Takımlar devre arası için soyunma odasına giderken, tabela 1-0 Bursaspor galibiyetini yazıyordu ama; 5-0 olsa kimse şaşırmazdı. Çünkü neler kaçtı.
Bir defasında; kontratakla gelişen pozisyon sonucu, Serhat pas verip asistlik yapacağı yerde artistlik yapınca, çarşaflayıp golü kaçırdı. Ardından Belluschi bomboş pozisyonda topu ayağının altından kaçırdı.
İki dakika sonra bu kez vurabildi ama, kötü yere gitti... Derken Sestak, ikileyeceği gol şansını çöpe attı.
Ama kabul edelim ki; attıkları gol şahaneydi. Batalla’nın serbest atışı çabuk kullanması, Tuncay’ın ortası ve finalde Sestak’ın zarif hareketi... Topa vurur gibi değil okşar gibi dokundu. Bu romantik sevgi gösterisi; top ağlarla buluştuğunda aşka dönüştü.
***
Aslında maç; 1-0 olana kadar kimin kime üstünlük sağladığının net bir şekilde anlaşılmadığı dengede geçiyordu. Gol sonrası, Bursaspor’un açık hakimiyeti ortaya çıktı. Beşiktaş; Fernandes’in akıl kokan pas ve serbest vuruşlarından yararlanmada zorluk çekti. Evet, bazı gol girişimleri oldu ama; “Bu da kaçar mı?” denilecek bir pozisyonu oluşmadı. Şansı, o ana kadar rakibinden fark yememesiydi.
İkinci yarının nasıl geçeceği merak konusuydu. Beşiktaş’ın bu devreye hızlı, hırslı ve baskılı başlaması; beklentileri kamçılıyordu. Bu farklılık, golleri fazla bekletmeden getirdi. İkinci yarı başlayalı henüz 10 dakika olmuştu ki, Beşiktaş gösterişli şekilde öne geçti. Bu kısa sürecin en önemli kahramanı; ikinci golü atan ve ilk gole asistlik yapan Holosko’ydu.

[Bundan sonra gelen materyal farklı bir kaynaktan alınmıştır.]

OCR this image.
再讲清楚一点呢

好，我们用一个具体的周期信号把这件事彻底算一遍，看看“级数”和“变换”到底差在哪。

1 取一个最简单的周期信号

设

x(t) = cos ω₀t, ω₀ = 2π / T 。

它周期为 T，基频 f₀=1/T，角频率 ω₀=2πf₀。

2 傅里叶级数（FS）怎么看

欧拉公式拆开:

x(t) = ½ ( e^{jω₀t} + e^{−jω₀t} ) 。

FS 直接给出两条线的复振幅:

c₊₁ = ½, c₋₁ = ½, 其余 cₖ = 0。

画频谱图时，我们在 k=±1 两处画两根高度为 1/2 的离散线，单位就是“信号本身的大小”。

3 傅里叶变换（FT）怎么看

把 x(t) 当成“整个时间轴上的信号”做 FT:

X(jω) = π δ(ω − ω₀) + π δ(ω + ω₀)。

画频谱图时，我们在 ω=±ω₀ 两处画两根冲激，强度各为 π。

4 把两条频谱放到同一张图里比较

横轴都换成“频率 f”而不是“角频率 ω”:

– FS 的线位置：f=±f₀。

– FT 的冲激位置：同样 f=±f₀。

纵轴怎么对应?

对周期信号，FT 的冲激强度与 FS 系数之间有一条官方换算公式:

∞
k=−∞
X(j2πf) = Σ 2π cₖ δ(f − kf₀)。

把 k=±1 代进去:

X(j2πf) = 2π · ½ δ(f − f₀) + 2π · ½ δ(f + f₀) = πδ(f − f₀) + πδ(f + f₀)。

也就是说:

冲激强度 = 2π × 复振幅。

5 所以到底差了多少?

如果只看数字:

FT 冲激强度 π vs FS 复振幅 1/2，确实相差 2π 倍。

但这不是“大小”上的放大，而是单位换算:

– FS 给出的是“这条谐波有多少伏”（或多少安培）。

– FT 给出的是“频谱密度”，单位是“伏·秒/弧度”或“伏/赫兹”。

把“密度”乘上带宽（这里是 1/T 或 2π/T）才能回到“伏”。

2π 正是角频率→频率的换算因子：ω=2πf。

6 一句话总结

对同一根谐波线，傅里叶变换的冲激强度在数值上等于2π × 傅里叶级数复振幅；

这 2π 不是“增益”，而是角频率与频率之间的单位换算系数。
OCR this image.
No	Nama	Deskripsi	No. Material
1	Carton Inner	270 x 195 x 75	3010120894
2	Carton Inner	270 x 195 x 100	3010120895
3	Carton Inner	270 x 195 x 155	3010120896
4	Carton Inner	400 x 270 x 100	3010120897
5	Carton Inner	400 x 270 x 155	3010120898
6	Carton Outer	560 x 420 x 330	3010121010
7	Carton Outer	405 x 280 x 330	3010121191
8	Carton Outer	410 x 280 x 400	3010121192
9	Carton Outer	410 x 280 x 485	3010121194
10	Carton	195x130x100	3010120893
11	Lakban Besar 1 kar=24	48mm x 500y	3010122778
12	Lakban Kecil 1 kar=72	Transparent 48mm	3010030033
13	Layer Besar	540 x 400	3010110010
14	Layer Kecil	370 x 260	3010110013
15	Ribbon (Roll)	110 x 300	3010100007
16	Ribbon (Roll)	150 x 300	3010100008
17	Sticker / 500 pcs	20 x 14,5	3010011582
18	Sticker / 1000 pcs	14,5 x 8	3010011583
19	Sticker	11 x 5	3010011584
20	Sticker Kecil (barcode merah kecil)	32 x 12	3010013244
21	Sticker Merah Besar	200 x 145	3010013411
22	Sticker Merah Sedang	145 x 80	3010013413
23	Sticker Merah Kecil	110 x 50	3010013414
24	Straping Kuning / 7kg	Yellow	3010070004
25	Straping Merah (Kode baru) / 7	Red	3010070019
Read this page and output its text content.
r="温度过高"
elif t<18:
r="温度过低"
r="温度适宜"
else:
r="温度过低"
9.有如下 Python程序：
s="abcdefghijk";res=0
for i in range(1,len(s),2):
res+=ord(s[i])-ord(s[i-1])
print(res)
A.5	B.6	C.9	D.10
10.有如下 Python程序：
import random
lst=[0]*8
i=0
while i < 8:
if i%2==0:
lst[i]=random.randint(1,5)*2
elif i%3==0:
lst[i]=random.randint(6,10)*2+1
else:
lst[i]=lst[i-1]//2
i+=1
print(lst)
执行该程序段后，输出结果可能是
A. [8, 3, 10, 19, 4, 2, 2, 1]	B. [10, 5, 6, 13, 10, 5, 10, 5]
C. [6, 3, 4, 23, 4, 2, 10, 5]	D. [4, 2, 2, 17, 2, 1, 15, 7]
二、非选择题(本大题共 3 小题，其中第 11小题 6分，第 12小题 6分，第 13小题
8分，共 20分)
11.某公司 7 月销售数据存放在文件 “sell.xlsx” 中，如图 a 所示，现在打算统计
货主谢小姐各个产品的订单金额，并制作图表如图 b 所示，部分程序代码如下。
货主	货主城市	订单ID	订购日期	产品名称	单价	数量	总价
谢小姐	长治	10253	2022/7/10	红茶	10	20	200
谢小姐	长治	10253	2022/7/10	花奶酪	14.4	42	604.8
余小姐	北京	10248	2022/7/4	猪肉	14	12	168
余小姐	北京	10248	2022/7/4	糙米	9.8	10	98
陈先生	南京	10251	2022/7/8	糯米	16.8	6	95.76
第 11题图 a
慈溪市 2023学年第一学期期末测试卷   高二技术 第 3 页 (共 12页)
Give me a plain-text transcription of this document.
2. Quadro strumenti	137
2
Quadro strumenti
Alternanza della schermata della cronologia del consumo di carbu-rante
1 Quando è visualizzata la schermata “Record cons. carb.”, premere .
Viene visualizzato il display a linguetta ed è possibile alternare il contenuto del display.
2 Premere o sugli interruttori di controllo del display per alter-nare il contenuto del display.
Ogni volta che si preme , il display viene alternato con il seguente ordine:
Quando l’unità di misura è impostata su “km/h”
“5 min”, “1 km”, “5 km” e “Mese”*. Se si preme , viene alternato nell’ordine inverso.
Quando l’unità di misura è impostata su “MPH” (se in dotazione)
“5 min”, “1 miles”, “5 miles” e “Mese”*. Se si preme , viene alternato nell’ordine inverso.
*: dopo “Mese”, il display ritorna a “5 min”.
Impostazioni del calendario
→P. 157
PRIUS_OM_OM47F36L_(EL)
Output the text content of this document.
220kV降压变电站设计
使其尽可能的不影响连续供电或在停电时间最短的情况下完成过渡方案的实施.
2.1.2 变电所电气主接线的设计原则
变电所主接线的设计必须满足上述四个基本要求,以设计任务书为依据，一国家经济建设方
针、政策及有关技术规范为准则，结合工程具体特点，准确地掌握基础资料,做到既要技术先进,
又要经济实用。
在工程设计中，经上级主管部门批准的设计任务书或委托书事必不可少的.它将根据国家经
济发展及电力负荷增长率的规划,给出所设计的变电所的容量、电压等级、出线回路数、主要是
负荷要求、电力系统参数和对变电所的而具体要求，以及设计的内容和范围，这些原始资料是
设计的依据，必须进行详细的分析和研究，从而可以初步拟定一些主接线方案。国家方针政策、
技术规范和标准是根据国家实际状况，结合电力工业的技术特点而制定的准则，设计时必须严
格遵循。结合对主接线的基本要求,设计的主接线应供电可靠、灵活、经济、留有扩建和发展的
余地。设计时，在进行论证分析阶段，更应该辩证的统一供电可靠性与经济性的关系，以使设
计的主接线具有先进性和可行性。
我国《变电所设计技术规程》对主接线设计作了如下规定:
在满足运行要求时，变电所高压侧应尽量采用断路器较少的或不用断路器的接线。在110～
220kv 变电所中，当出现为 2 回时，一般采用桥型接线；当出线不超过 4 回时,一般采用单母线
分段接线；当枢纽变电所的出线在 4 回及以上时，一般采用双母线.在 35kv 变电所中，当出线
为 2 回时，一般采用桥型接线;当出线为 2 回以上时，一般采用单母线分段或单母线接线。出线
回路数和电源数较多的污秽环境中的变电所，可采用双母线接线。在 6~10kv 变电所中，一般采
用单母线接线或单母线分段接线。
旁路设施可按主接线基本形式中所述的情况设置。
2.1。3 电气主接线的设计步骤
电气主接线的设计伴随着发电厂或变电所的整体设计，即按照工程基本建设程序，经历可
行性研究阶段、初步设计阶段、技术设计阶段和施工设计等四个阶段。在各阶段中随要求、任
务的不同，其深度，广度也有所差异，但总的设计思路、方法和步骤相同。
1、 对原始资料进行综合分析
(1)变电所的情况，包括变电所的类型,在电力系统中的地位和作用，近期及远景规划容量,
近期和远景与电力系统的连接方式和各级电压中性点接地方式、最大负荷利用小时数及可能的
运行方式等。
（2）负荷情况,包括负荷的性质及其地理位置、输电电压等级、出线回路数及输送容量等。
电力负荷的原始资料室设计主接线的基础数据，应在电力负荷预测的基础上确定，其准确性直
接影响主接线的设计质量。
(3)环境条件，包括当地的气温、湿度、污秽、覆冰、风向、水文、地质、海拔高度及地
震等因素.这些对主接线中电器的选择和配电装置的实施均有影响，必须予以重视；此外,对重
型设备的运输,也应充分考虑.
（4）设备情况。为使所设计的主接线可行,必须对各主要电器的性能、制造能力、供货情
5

Beşiktaş’ın üçüncü golü, tartışmalı bir penaltıyla geldi. Veli Kavlak kendi kendine çelme takarak yere düştü, Aydınus oyuna geldi. Bu aldatmaca ve feci hakem kararı gündeme oturur...
Bursaspor daha ilk yarıda fark yapacağı maçta, uydurma bir penaltıyla harcanınca, sinirlendi. Kazanacağım maçı elimden zorla alırlarsa; açıkçası, ben de olsam çileden çıkardım.